Wednesday, December 06, 2006

Ian Lynam: FIFA's 6+5 Proposal

The Memorandum of Understanding entered into between FIFA and FIFPro on 2 November 2006 stated that FIFA and FIFPro had agreed on "introducing, over several seasons, the 6+5 system regarding eligibility for national teams." Sepp Blatter mentioned the "6+5" proposal in his address to Soccerex on 26 November 2006 and again referred to it in an interview published on 4 December 2006 in which he said "the '6+5' is coming, for sure".

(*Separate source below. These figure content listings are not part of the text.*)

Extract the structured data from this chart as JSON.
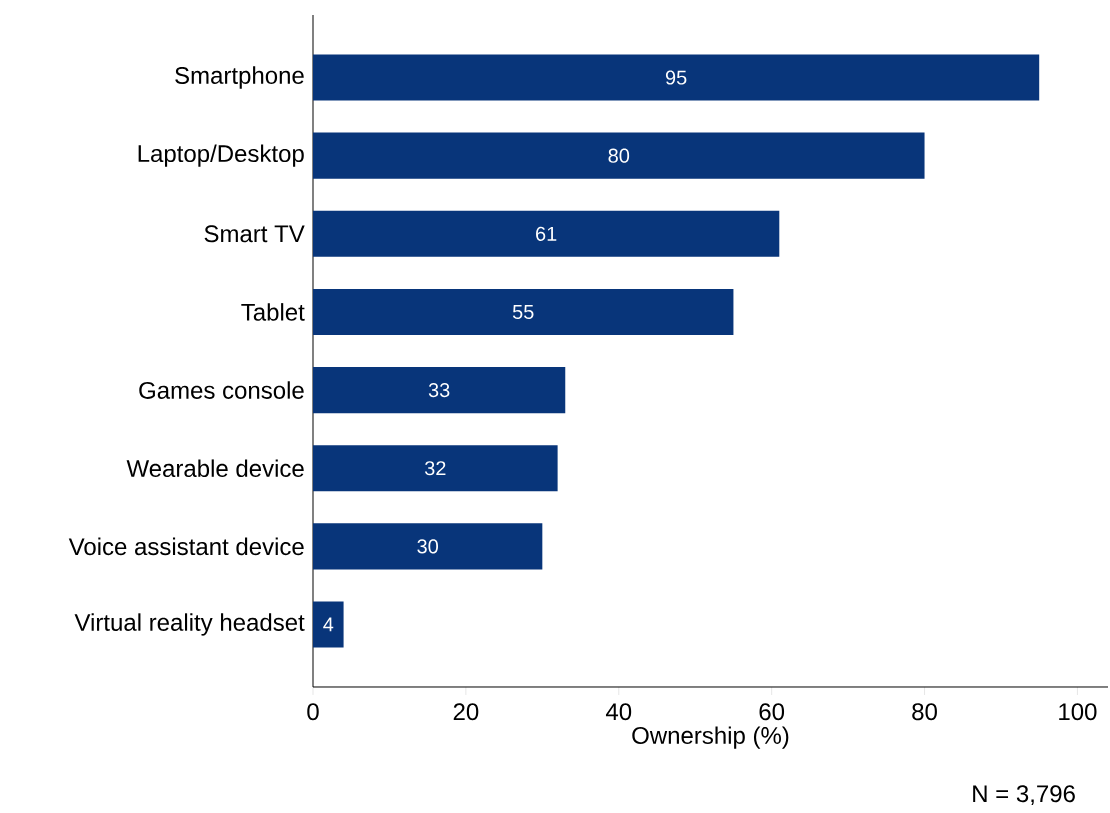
{
  "chart_data": {
    "type": "bar",
    "orientation": "horizontal",
    "categories": [
      "Smartphone",
      "Laptop/Desktop",
      "Smart TV",
      "Tablet",
      "Games console",
      "Wearable device",
      "Voice assistant device",
      "Virtual reality headset"
    ],
    "values": [
      95,
      80,
      61,
      55,
      33,
      32,
      30,
      4
    ],
    "color": "#08357a",
    "xlim": [
      0,
      104
    ],
    "xticks": [
      0,
      20,
      40,
      60,
      80,
      100
    ],
    "xlabel": "Ownership (%)",
    "data_labels": true,
    "grid": false,
    "annotations": [
      "N = 3,796"
    ]
  }
}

FIFA have been slow to provide details as to how they propose to implement this rule but it seems that each club XI would be required to include six players eligible to play for the national side of the country in which the club is located. Eligibility to play international football under current FIFA rules is determined purely on the basis of the citizenship/nationality that a player holds.

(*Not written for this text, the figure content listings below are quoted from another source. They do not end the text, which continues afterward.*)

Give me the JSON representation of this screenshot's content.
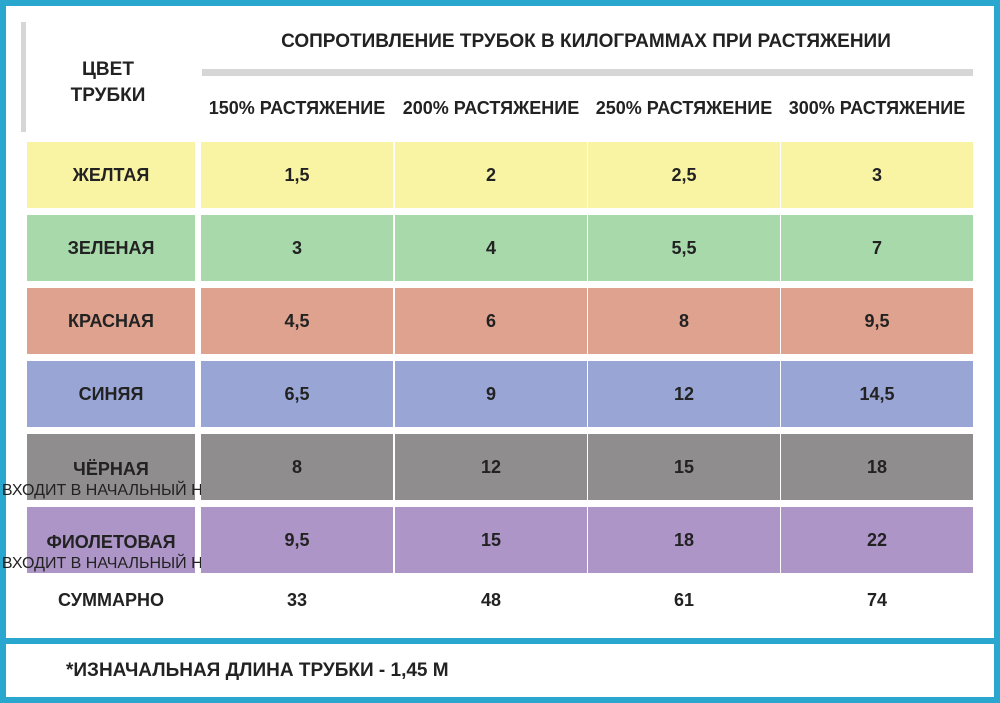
{
  "header": {
    "color_label_line1": "ЦВЕТ",
    "color_label_line2": "ТРУБКИ",
    "title": "СОПРОТИВЛЕНИЕ ТРУБОК В КИЛОГРАММАХ ПРИ РАСТЯЖЕНИИ",
    "columns": [
      "150% РАСТЯЖЕНИЕ",
      "200% РАСТЯЖЕНИЕ",
      "250% РАСТЯЖЕНИЕ",
      "300% РАСТЯЖЕНИЕ"
    ]
  },
  "rows": [
    {
      "name": "ЖЕЛТАЯ",
      "note": "",
      "color": "#f9f4a3",
      "values": [
        "1,5",
        "2",
        "2,5",
        "3"
      ]
    },
    {
      "name": "ЗЕЛЕНАЯ",
      "note": "",
      "color": "#a8d9ab",
      "values": [
        "3",
        "4",
        "5,5",
        "7"
      ]
    },
    {
      "name": "КРАСНАЯ",
      "note": "",
      "color": "#dea28e",
      "values": [
        "4,5",
        "6",
        "8",
        "9,5"
      ]
    },
    {
      "name": "СИНЯЯ",
      "note": "",
      "color": "#99a6d5",
      "values": [
        "6,5",
        "9",
        "12",
        "14,5"
      ]
    },
    {
      "name": "ЧЁРНАЯ",
      "note": "(НЕ ВХОДИТ В НАЧАЛЬНЫЙ НАБОР)",
      "color": "#8f8d8d",
      "values": [
        "8",
        "12",
        "15",
        "18"
      ]
    },
    {
      "name": "ФИОЛЕТОВАЯ",
      "note": "(НЕ ВХОДИТ В НАЧАЛЬНЫЙ НАБОР)",
      "color": "#ad95c8",
      "values": [
        "9,5",
        "15",
        "18",
        "22"
      ]
    }
  ],
  "totals": {
    "label": "СУММАРНО",
    "values": [
      "33",
      "48",
      "61",
      "74"
    ]
  },
  "footnote": "*ИЗНАЧАЛЬНАЯ ДЛИНА ТРУБКИ - 1,45 М"
}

FIFA's proposal, therefore, would clearly represent a directly discriminatory restriction on the free movement of professional footballers in breach of Article 39 of the EC Treaty. It is a similar type of restriction to the pre-Bosman "3+2" rule and the "Italians only" rule that existed in Italy in the 1970s. The ECJ’s decision in Bosman made it very clear that restrictions of this type are in breach of European law:

"…Article [39] of the Treaty precludes the application of rules laid down by sporting associations under which, in matches in competitions which they organize, football clubs may field only a limited number of professional players who are nationals of other Member States."

It seems extremely unlikely, therefore, that the "6+5" proposal would survive a legal challenge.

 


Mel Stein: FA Football Agents' Regulations - Draft

I don't think the Football Association like me. 
Some 18 months ago when they first decided, unilaterally, to introduce new Regulations for agents, they must have hoped they would have a smooth ride. They claim to have had a full consultation process but when we got around to forming the Association of Football Agents, none of the initial Board members who represented the six largest agencies in the United Kingdom had ever been consulted! Notwithstanding that, on the basis of shooting first and asking questions afterwards, the FA managed to introduce an unworkable piece of quasi legislation on a par with the government's efforts to stop people using mobile phones whilst driving.  
 
Draft 1 (which astonishingly became "law" on 1 January 2006, was so unworkable that even the FA themselves merely paid lip service to it. Drafts 2, 3 and 4, which followed at fairly regular intervals, proved no final works of art (or indeed draftsmanship). What we now have is a set of Regulations which are due to come into force in May 2007. The reason they have not introduced these immediately is to allow agents to "familiarise" themselves with the same. However, in this case, familiarity can only breed contempt as having read them, re-read and re-read them again, my mouth drops ever open with disbelief at the impracticalities of the Regulations. It is astonishing that they have been drafted by (or at least approved by) those who seek to regulate the game of Football in the United Kingdom. When the FA Council gave them a rubber stamp on 21 November, one assumes they must have been following the party line as it is impossible to believe that anybody with any real experience of football could have read them and approved them unless they were told to do so.
 
What these regulations will do (if allowed to stand and remain unchallenged, which is unlikely) is to push football back into the dark ages, where all sorts of schemes and fictions are developed simply for the purposes of avoiding the regulations and driving what had become a transparent industry back underground.